August 19: Do you know what a universal truth is? It is a truth that never changes, wherever in the world you might wish to test it.
For example, we all know that the earth goes round the sun. It’s a truth that will never change, at least not until the solar system lasts.
Another universal truth we’re told to believe is that our teachers know more than us. It’s a non-scientific universal truth, for sure. But then, if our teachers didn’t know more, they couldn’t very well be teaching us, could they?
But some teachers have proved that this truth is not so universal after all. The teachers belong to Charan Singh University, which is located in the city of Meerut, in India’s northern state of Uttar Pradesh. The people who exposed them were candidates who appeared for the B.Ed examination, a course that would enable them to get jobs as teachers in schools.

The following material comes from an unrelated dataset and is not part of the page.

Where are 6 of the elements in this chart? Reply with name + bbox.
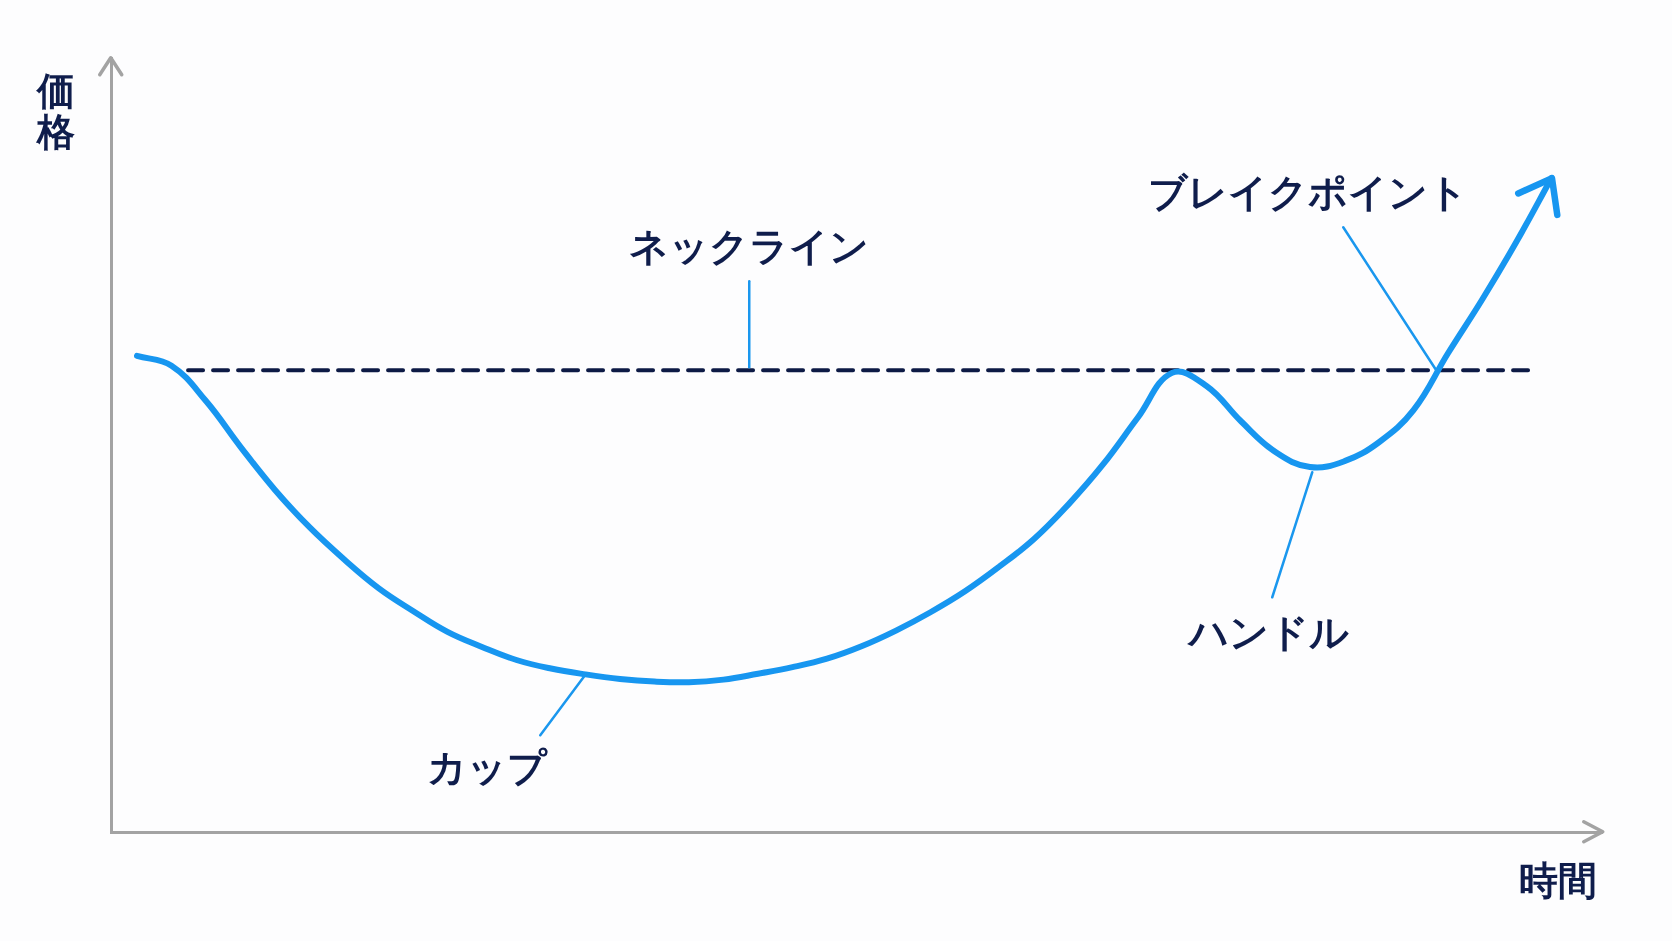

The candidates were horrified to find that their correct answers in the multiple-choice section were marked wrong – and by none other than the university teachers who checked their papers. The teachers gave marks to those candidates who had chosen the wrong answers.
Through their checking, these teachers turned a few more truths on their head. They ticked Bengal’s Rabindranath Tagore as the author of India’s national song, Vande Mataram.
Indians know that Tagore wrote Jana Gana Mana, the Indian national anthem.
But most of them also know that Vande Mataram was penned by Bankim Chandra Chatterjee, one of the most well known writers of Bengal. The song occurs in his novel, Ananda Math. Both Tagore and Chatterjee were nationalists, whose writings inspired the people fighting for freedom from the British.
Jana Gana Mana replaced the British anthem God Save the King as India’s national anthem in 1950, after India became free of British rule. It is played on formal occasions, that is, during the unfurling of the national flag, among others. Vande Mataram though, can be sung on more informal occasions and even experimented with.
It is clear that the teachers did not know much of their country’s history. They did not know much of current affairs either. In the same test they marked September 1, 1997, as the date of Hong Kong’s transfer to China instead of July 1, 1997.
But how did the students discover the bloomers of these examiners?
The university had published the answer key in newspapers so that students could tally their answers with the key and thus crosscheck their performance at home. Instead, they found that it was the examiners who were wrong!
The harassed students are demanding a re-check of their papers. The university, which finds itself with egg on its face, has promised to do something about it.
The B.Ed exams that these students were taking, qualifies students to become teachers. Perhaps this batch of students is smarter than the teachers. If they become teachers, there might still be hope for the students of this country.